Ini masalah rasa, membaca komik dan cerita silat bersambung adalah masalah rasa, kalau sudah ketagihan, senang, berlembar- lembar buku,berseri- seri buku juga diikuti. Dari kesukaan membaca membuat daya khayal saya berkembang. Meskipun tidak mempengaruhi kecerdasan karena jujur, saya bukan termasuk dalam kategori pintar, apalagi cerdas. Belajar matematika saja membuat saya merasa tertekan, masih mending jika ketemu pelajaran hapalan.
Selama sekolah saya hanya merasakan sebuah kesenangan ketika pengajaran dilakukan dengan cara bermain, berhubungan dengan membuat cerita dengan menulis dan mengarang. Bukan berarti menyukai pelajaran bahasa namun sangat senang dengan sastra dan hubungannya dengan aktivitas mengarang dan membaca.
Di SMP dengan rasa dan penasaran saya mulai menyukai buku -- buku petualangan dan cinta, mungkin sesuai dengan gejolak masa ABG yang mulai merasakan bagaimana rasanya jatuh cinta, meskipun mental dan keberanian saya tidaklah seberani anak -- anak sekarang yang sudah bisa berani menyatakan cinta dalam usia yang masih belia. Jatuhnya khayalan saya lebih banyak saya tulis, lebih banyak hadir dalam goresan rasa di kertas kertas ,kosong. Enyd Byliton, Hilman Hariwijaya Gola Gong, Mira W, Eddy D iskandar, bahkan ssst kadang sembunyi membaca buku Anny Arrow (sensor).
Lima Sekawan, Lupus dan kumpulan buku buku percintaan remaja, majalah HAI, majalah BOBO, bacaan cukup berat Intisari sudah saya baca sejak SMP. Cerita -- cerita itu sebetulnya menguar, entah ceritanya susah saya ingat, secara detail. Namun ketika habis membaca saya sering merasa petualangan lima sekawan membuat semakin tumbuh kecintaan saya untuk bertualang. Mencoba menyelidiki hal - hal aneh di sekitar lingkungan, mencoba menganalis berbagai kejanggalan ketika ada peristiwa pencurian. Ah. Gaya ABG yang masih mencari identitas.

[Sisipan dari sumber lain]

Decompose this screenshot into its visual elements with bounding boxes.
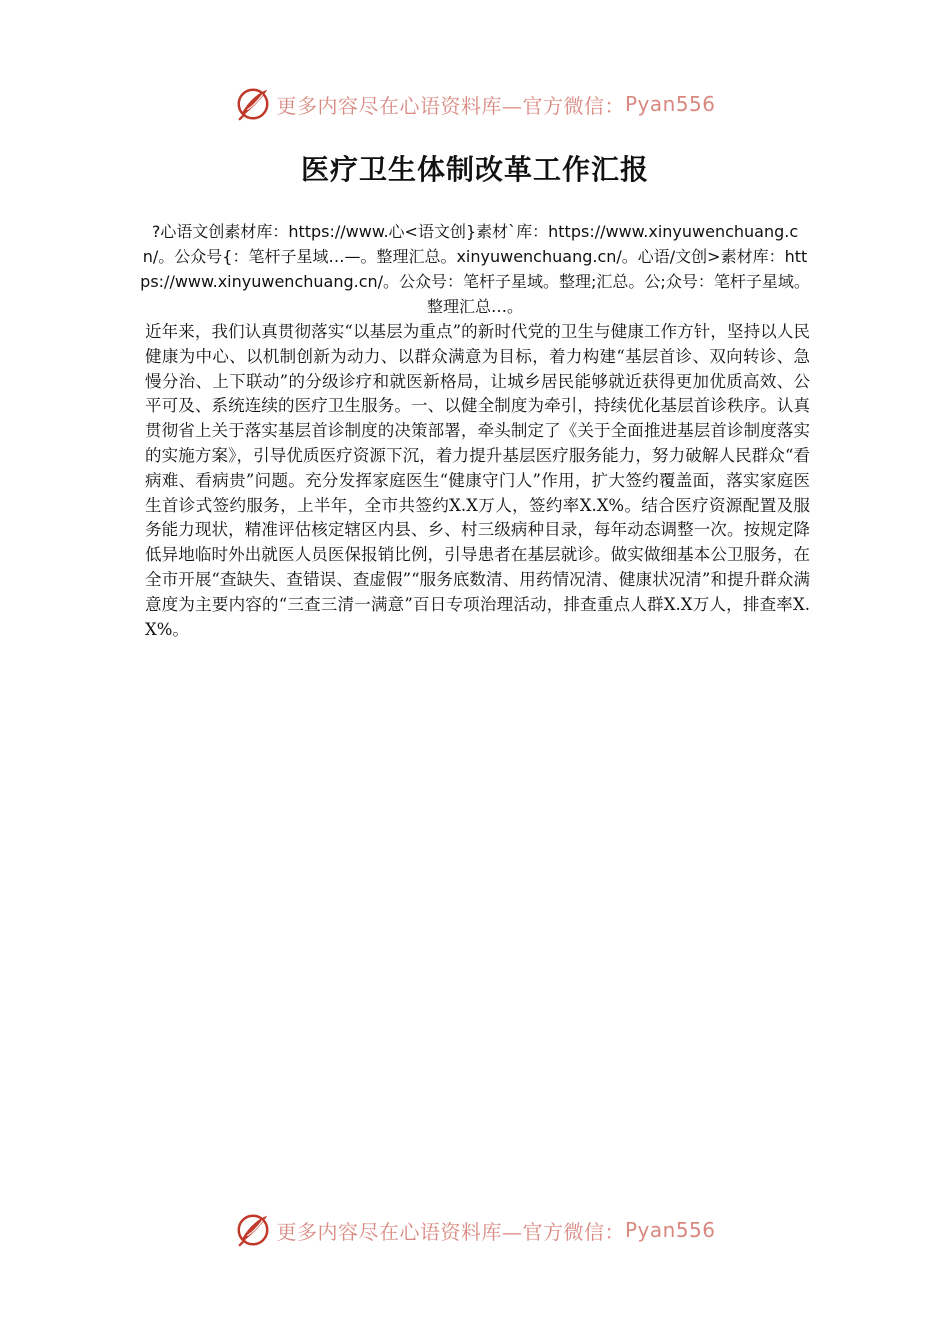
document-meta-watermark-text: ?心语文创素材库：https://www.心<语文创}素材`库：https://www.xinyuwenchuang.cn/。公众号{：笔杆子星域…—。整理汇总。xinyuwenchuang.cn/。心语/文创>素材库：https://www.xinyuwenchuang.cn/。公众号：笔杆子星域。整理;汇总。公;众号：笔杆子星域。整理汇总…。 (140, 222, 810, 316)
pen-quill-logo-icon (234, 1211, 272, 1249)
footer-banner-text: 更多内容尽在心语资料库—官方微信： (276, 1219, 625, 1244)
footer-banner (0, 1208, 950, 1252)
document-body-paragraph: 近年来，我们认真贯彻落实“以基层为重点”的新时代党的卫生与健康工作方针，坚持以人民健康为中心、以机制创新为动力、以群众满意为目标，着力构建“基层首诊、双向转诊、急慢分治、上下联动”的分级诊疗和就医新格局，让城乡居民能够就近获得更加优质高效、公平可及、系统连续的医疗卫生服务。一、以健全制度为牵引，持续优化基层首诊秩序。认真贯彻省上关于落实基层首诊制度的决策部署，牵头制定了《关于全面推进基层首诊制度落实的实施方案》，引导优质医疗资源下沉，着力提升基层医疗服务能力，努力破解人民群众“看病难、看病贵”问题。充分发挥家庭医生“健康守门人”作用，扩大签约覆盖面，落实家庭医生首诊式签约服务，上半年，全市共签约X.X万人，签约率X.X%。结合医疗资源配置及服务能力现状，精准评估核定辖区内县、乡、村三级病种目录，每年动态调整一次。按规定降低异地临时外出就医人员医保报销比例，引导患者在基层就诊。做实做细基本公卫服务，在全市开展“查缺失、查错误、查虚假”“服务底数清、用药情况清、健康状况清”和提升群众满意度为主要内容的“三查三清一满意”百日专项治理活动，排查重点人群X.X万人，排查率X.X%。 (145, 322, 810, 639)
footer-banner-content (234, 1211, 715, 1249)
footer-banner-wechat-id: Pyan556 (624, 1218, 716, 1242)
header-banner-text: 更多内容尽在心语资料库—官方微信： (276, 93, 625, 118)
document-title: 医疗卫生体制改革工作汇报 (300, 153, 649, 186)
pen-quill-logo-icon (234, 85, 272, 123)
header-banner-wechat-id: Pyan556 (624, 92, 716, 116)
header-banner-content (234, 85, 715, 123)
header-banner (0, 82, 950, 126)
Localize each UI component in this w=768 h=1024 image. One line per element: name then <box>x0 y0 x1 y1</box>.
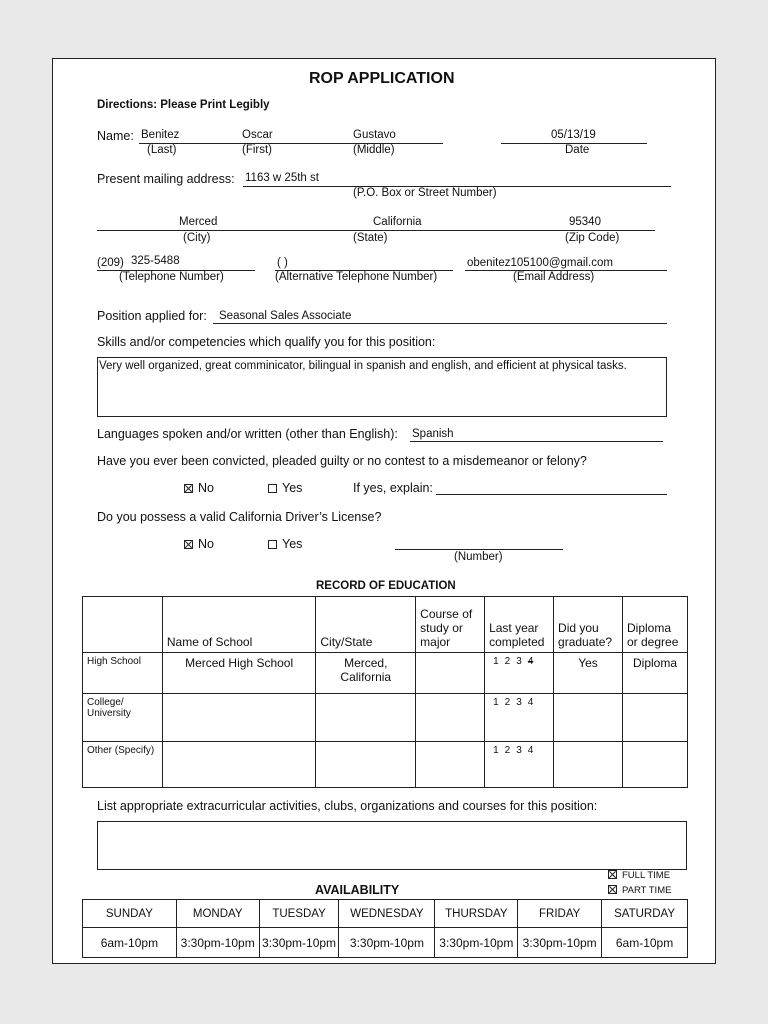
city-cell[interactable]: Merced, California <box>316 653 416 694</box>
empty-checkbox-icon[interactable] <box>268 484 277 493</box>
day-saturday: SATURDAY <box>602 900 688 928</box>
hours-thursday[interactable]: 3:30pm-10pm <box>435 928 518 958</box>
application-form <box>52 58 716 964</box>
email-field[interactable]: obenitez105100@gmail.com <box>467 257 613 269</box>
extracurricular-box[interactable] <box>97 821 687 870</box>
last-year-cell[interactable] <box>485 742 554 788</box>
extracurricular-label: List appropriate extracurricular activities, clubs, organizations and courses for this position: <box>97 799 598 813</box>
header-last-year: Last year completed <box>485 597 554 653</box>
diploma-cell[interactable] <box>623 742 688 788</box>
hours-monday[interactable]: 3:30pm-10pm <box>176 928 259 958</box>
header-diploma: Diploma or degree <box>623 597 688 653</box>
alt-phone-caption: (Alternative Telephone Number) <box>275 271 438 283</box>
state-caption: (State) <box>353 232 388 244</box>
checked-checkbox-icon[interactable] <box>608 885 617 894</box>
first-name-field[interactable]: Oscar <box>242 129 273 141</box>
name-label: Name: <box>97 129 134 143</box>
city-field[interactable]: Merced <box>179 216 218 228</box>
header-school: Name of School <box>162 597 316 653</box>
school-cell[interactable]: Merced High School <box>162 653 316 694</box>
header-course: Course of study or major <box>416 597 485 653</box>
availability-table <box>82 899 688 958</box>
row-type: High School <box>83 653 163 694</box>
table-row <box>83 653 688 694</box>
hours-saturday[interactable]: 6am-10pm <box>602 928 688 958</box>
zip-field[interactable]: 95340 <box>569 216 601 228</box>
phone-number[interactable]: 325-5488 <box>131 255 180 267</box>
hours-friday[interactable]: 3:30pm-10pm <box>518 928 602 958</box>
course-cell[interactable] <box>416 653 485 694</box>
license-question: Do you possess a valid California Driver’s License? <box>97 510 382 524</box>
street-field[interactable]: 1163 w 25th st <box>245 172 319 184</box>
checked-checkbox-icon[interactable] <box>184 484 193 493</box>
header-city: City/State <box>316 597 416 653</box>
form-title: ROP APPLICATION <box>309 70 455 87</box>
year-option[interactable]: 2 <box>504 656 511 667</box>
last-year-cell[interactable] <box>485 694 554 742</box>
days-row <box>83 900 688 928</box>
table-row <box>83 742 688 788</box>
conviction-no-option[interactable]: No <box>184 481 214 495</box>
year-option[interactable]: 1 <box>493 697 499 708</box>
address-label: Present mailing address: <box>97 172 235 186</box>
year-option[interactable]: 3 <box>516 745 522 756</box>
license-number-field[interactable] <box>395 549 563 550</box>
checked-checkbox-icon[interactable] <box>184 540 193 549</box>
date-field[interactable]: 05/13/19 <box>551 129 596 141</box>
email-caption: (Email Address) <box>513 271 595 283</box>
hours-row <box>83 928 688 958</box>
alt-phone-field[interactable]: ( ) <box>277 257 288 269</box>
school-cell[interactable] <box>162 694 316 742</box>
day-thursday: THURSDAY <box>435 900 518 928</box>
languages-field[interactable]: Spanish <box>412 428 454 440</box>
last-caption: (Last) <box>147 144 177 156</box>
row-type: College/ University <box>83 694 163 742</box>
hours-tuesday[interactable]: 3:30pm-10pm <box>259 928 339 958</box>
date-caption: Date <box>565 144 590 156</box>
middle-caption: (Middle) <box>353 144 395 156</box>
checked-checkbox-icon[interactable] <box>608 870 617 879</box>
hours-wednesday[interactable]: 3:30pm-10pm <box>339 928 435 958</box>
year-option[interactable]: 2 <box>504 697 511 708</box>
full-time-option[interactable]: FULL TIME <box>608 870 670 881</box>
education-header-row <box>83 597 688 653</box>
header-graduate: Did you graduate? <box>554 597 623 653</box>
course-cell[interactable] <box>416 694 485 742</box>
city-cell[interactable] <box>316 742 416 788</box>
day-friday: FRIDAY <box>518 900 602 928</box>
last-name-field[interactable]: Benitez <box>141 129 180 141</box>
day-tuesday: TUESDAY <box>259 900 339 928</box>
availability-title: AVAILABILITY <box>315 883 400 897</box>
license-no-option[interactable]: No <box>184 537 214 551</box>
year-option[interactable]: 2 <box>504 745 511 756</box>
explain-field[interactable] <box>436 494 667 495</box>
empty-checkbox-icon[interactable] <box>268 540 277 549</box>
first-caption: (First) <box>242 144 273 156</box>
year-option[interactable]: 4 <box>527 697 534 708</box>
year-option[interactable]: 4 <box>527 745 534 756</box>
conviction-question: Have you ever been convicted, pleaded guilty or no contest to a misdemeanor or felony? <box>97 454 587 468</box>
education-title: RECORD OF EDUCATION <box>316 580 456 592</box>
position-label: Position applied for: <box>97 309 207 323</box>
phone-area[interactable]: (209) <box>97 257 124 269</box>
city-cell[interactable] <box>316 694 416 742</box>
explain-label: If yes, explain: <box>353 481 433 495</box>
license-number-caption: (Number) <box>454 551 503 563</box>
phone-caption: (Telephone Number) <box>119 271 224 283</box>
day-sunday: SUNDAY <box>83 900 177 928</box>
year-option[interactable]: 3 <box>516 697 522 708</box>
position-field[interactable]: Seasonal Sales Associate <box>219 310 352 322</box>
table-row <box>83 694 688 742</box>
graduate-cell[interactable] <box>554 694 623 742</box>
day-wednesday: WEDNESDAY <box>339 900 435 928</box>
skills-box[interactable] <box>97 357 667 417</box>
zip-caption: (Zip Code) <box>565 232 620 244</box>
day-monday: MONDAY <box>176 900 259 928</box>
skills-text: Very well organized, great comminicator, bilingual in spanish and english, and efficient at physical tasks. <box>99 360 627 372</box>
education-table <box>82 596 688 788</box>
last-year-cell[interactable] <box>485 653 554 694</box>
school-cell[interactable] <box>162 742 316 788</box>
year-option-marked[interactable]: 4 <box>527 656 534 667</box>
conviction-yes-option[interactable]: Yes <box>268 481 302 495</box>
course-cell[interactable] <box>416 742 485 788</box>
diploma-cell[interactable] <box>623 694 688 742</box>
row-type: Other (Specify) <box>83 742 163 788</box>
part-time-option[interactable]: PART TIME <box>608 885 671 896</box>
diploma-cell[interactable]: Diploma <box>623 653 688 694</box>
year-option[interactable]: 1 <box>493 656 499 667</box>
state-field[interactable]: California <box>373 216 422 228</box>
year-option[interactable]: 1 <box>493 745 499 756</box>
street-caption: (P.O. Box or Street Number) <box>353 187 497 199</box>
license-yes-option[interactable]: Yes <box>268 537 302 551</box>
header-type <box>83 597 163 653</box>
year-option[interactable]: 3 <box>516 656 522 667</box>
skills-label: Skills and/or competencies which qualify you for this position: <box>97 335 436 349</box>
city-caption: (City) <box>183 232 211 244</box>
directions: Directions: Please Print Legibly <box>97 99 270 111</box>
languages-label: Languages spoken and/or written (other than English): <box>97 427 398 441</box>
middle-name-field[interactable]: Gustavo <box>353 129 396 141</box>
hours-sunday[interactable]: 6am-10pm <box>83 928 177 958</box>
graduate-cell[interactable]: Yes <box>554 653 623 694</box>
graduate-cell[interactable] <box>554 742 623 788</box>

Membaca itu mengolah rasa, namun kadang karena hobiku ini membuat saya sering dicap kuper alias kurang pergaulan, lebih suka bercengkerama dengan buku, lebih berasyik masuk dengan dunia khayalan. Padahal jika ingin mendekati cewek bukan hanya pandai merangkai kata - kata saja hingga akhirnya hanya tersimpan rapi tanpa berani mengirimkan kepada sang calon kekasih hati.